When was this source published? Is the information up-to-date? 

The 'up-to-date'-ness of a source matters more for some research questions than others.

 

Where?

Where did you find the source? A library database? A website?

For websites, what is the URL ending? For example, .com? .gov? .org? .edu? 

There is no 'bad' type of source, but sometimes source types can give you a better idea of where to find certain types of content.

 

Why?

What was the goal of the author or publisher? Is there bias? 

Are those biases disclosed? Do they impact the quality of the information? 

 

How?

How did the author(s) gather data and information? Did they include citations? Did they derive reasonable conclusions from the research?

What types of sources did the authors cite? Was their work reviewed by anyone else?

 

Many of these questions will NOT (a) be easy to find answers to and (b) tell you that the source you are reading is 100% credible, but they are still important to ask.
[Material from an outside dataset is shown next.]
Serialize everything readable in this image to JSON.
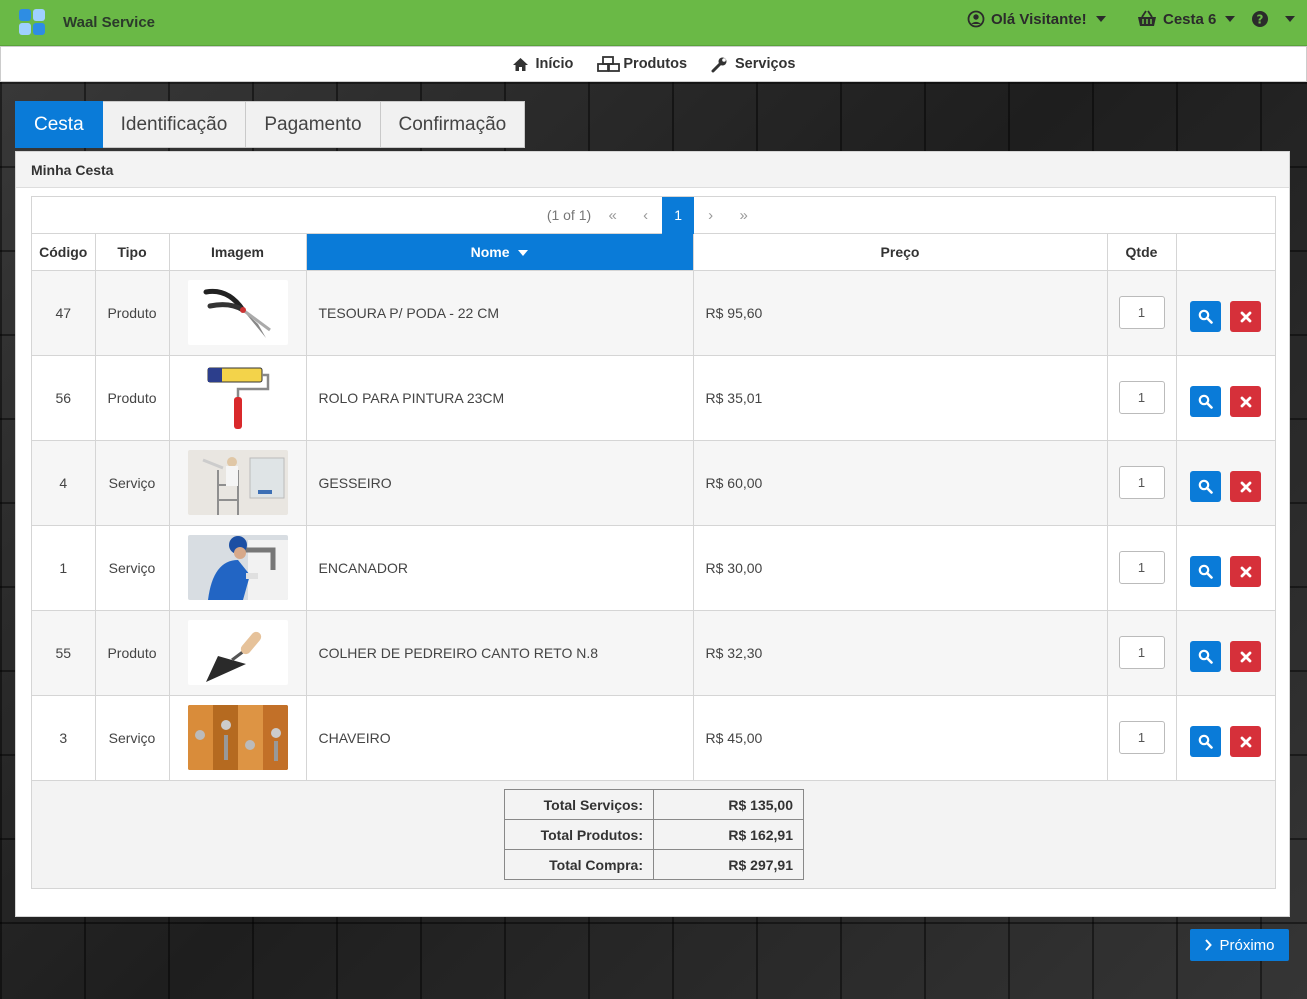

Digging into a source itself and finding out more about it is part of the research process.

Evaluating sources is an ongoing activity you will do throughout your research, and it includes evaluation of your own search process.

As you search, pay attention to the keywords and phrases you are using. Are you looking for information that will only confirm what you already suspect, or are you looking for possibly contradictory or opposing information as well? Do you have any 'go-to' sources that you use to find information? Are you looking in too narrow or too broad an area for information?